Ini Besaran Bantuan untuk Perbaikan Rumah Terdampak Gempa Jatim
Twitter/BNPB_Indonesia
Nasional
Bencana Gempa 2021

BNPB akan mengucurkan dana hingga Rp 1 miliar untuk menangani dampak gempa yang melanda Jawa Timur akhir pekan lalu. Simak penjelasan lengkapnya berikut ini.

WowKeren - Badan Nasional Penanggulangan Bencana (BNPB) mengucurkan dana hingga Rp 1 miliar untuk penanganan dampak gempa bumi yang melanda Jawa Timur akhir pekan kemarin. Dana tersebut akan disalurkan ke masing-masing daerah melalui Badan Penanggulangan Bencana Daerah (BPBD) Jawa Timur.

"Kami akan menyalurkan dana siap pakai untuk membantu dapur lapangan sebesar Rp1 miliar. Akan disalurkan kepada Pemerintah Provinsi Jawa Timur melalui BPBD," kata Kepala BNPB Letjen Doni Monardo, dilansir dari Antara, Senin (12/4).

Selain menyiapkan bantuan dana sebesar Rp 1 miliar, BNPB juga menyiapkan sejumlah langkah untuk memperbaiki rumah warga yang mengalami kerusakan ringan hingga berat. Menurutnya, pembangunan dapat dilakukan secara swakelola dengan pendanaan yang diajukan ke BNPB.

Bantuan tersebut dapat diperoleh jika pemerintah daerah mengajukan pendanaan kepada BNPB dengan menyertakan nama serta alamat warga, termasuk Nomor Induk Kependudukan (NIK).

"Itu bisa dibangun secara swakelola. Sebelum diusulkan, pemerintah daerah harus mencantumkan daftar nama di desa atau kelurahan," jelas Doni.


Adapun jumlah bantuan untuk perbaikan rumah terdampak gempa memiliki besaran yang berbeda-beda, yang disesuaikan dengan tingkat kerusakan. "Bagi warga yang rumahnya rusak dengan kategori rusak ringan sebesar Rp 10 juta, rusak sedang sebesar Rp 25 juta dan rusak berat sebesar Rp 50 juta," beber Doni.
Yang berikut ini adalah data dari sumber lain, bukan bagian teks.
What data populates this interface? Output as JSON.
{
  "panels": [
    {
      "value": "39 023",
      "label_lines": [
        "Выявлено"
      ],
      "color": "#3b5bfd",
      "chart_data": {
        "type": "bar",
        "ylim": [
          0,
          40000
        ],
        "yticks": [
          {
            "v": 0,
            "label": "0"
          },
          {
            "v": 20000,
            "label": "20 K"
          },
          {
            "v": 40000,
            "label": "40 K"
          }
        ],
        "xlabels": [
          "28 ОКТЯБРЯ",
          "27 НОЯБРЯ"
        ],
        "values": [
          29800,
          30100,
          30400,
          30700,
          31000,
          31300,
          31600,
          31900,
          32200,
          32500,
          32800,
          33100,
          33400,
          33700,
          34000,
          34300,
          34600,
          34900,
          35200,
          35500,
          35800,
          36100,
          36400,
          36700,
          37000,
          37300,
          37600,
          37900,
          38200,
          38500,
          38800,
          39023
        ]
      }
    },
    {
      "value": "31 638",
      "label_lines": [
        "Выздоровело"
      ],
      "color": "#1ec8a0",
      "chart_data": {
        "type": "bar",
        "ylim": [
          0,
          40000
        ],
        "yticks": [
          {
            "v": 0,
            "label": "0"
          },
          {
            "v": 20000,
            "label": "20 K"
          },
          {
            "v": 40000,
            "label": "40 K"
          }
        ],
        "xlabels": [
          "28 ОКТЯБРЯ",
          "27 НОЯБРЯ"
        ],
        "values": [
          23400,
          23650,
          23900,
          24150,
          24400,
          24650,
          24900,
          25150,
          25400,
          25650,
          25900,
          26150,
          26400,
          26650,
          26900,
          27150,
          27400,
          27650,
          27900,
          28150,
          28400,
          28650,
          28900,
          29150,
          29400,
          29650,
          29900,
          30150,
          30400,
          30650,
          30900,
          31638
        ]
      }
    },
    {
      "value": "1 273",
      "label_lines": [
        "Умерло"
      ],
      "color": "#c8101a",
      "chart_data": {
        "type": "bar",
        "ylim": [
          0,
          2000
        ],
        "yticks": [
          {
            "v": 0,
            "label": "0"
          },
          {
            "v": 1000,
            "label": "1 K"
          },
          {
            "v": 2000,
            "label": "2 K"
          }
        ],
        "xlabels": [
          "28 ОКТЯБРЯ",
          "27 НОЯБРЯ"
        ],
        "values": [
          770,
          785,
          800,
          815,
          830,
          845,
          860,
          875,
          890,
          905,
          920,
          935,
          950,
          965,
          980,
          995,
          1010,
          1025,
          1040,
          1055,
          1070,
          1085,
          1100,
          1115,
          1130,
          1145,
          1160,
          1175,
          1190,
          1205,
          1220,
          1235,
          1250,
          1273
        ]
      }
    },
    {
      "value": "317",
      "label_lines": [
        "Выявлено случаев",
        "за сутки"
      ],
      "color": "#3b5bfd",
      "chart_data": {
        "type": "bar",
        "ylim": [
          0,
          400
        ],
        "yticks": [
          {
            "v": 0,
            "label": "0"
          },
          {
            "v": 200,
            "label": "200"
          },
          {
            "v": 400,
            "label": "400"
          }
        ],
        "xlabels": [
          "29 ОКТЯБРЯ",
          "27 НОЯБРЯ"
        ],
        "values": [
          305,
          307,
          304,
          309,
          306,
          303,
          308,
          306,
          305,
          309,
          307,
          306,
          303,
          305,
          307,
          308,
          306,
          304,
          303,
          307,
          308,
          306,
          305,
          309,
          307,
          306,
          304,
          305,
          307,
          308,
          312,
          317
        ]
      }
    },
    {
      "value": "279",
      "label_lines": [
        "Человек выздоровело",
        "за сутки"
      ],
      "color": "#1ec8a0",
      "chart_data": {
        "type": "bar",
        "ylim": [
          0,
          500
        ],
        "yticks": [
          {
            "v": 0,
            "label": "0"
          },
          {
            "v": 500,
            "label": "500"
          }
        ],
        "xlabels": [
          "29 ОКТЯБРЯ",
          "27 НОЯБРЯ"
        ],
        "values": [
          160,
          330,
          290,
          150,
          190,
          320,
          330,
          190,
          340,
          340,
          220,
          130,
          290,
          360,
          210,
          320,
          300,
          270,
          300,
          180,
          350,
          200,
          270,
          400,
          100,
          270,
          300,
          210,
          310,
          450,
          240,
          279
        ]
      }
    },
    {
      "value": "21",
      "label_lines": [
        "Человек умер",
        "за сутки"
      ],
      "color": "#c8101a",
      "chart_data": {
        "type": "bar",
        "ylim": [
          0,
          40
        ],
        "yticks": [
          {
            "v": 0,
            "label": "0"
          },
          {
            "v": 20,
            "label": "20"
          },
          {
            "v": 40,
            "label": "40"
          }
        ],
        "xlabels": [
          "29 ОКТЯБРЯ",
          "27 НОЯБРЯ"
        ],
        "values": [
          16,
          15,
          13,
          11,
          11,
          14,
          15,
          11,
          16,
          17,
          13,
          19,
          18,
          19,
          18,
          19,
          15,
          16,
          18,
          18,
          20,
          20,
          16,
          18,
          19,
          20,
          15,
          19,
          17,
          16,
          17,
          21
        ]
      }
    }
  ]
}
Untuk rumah dengan kerusakan ringan, BNPB meminta perangkat daerah setempat untuk melakukan pendataan dan melaporkannya sesuai dengan fakta. Sedangkan untuk rumah yang mengalami kerusakan berat, BNPB akan berkoordinasi dengan Kementerian PUPR untuk mempercepat proses perbaikan.

"Rumah warga yang rusak ringan dan rusak sedang bisa dilakukan perbaikan dengan cara pemerintah daerah memberikan usulan kepada BNPB dengan nama dan alamat yang akurat," ujar Doni.

Lebih lanjut, Doni meminta warga untuk tetap tenang dan tidak panik di tengah situasi saat ini. Ia juga mengimbau pemerintah daerah untuk memberikan edukasi kepada warga terkait literasi kebencanaan.

"Sebagai contoh, dengan menyiapkan sejumlah kaleng, letakkan kaleng di dalam ruangan, ketika kaleng jatuh saat gempa bisa berfungsi sebagai alarm awal," pungkas Doni.

Sementara itu, gempa berkekuatan 6,1 magnitudo mengguncang Malang dan sekitarnya pada Sabtu (10/4) pukul 14.00 WIB. Berdasarkan data BNPB, gempa ini menyebabkan 642 rumah warga rusak berat, 845 rusak sedang dan 1.361 mengalami kerusakan ringan.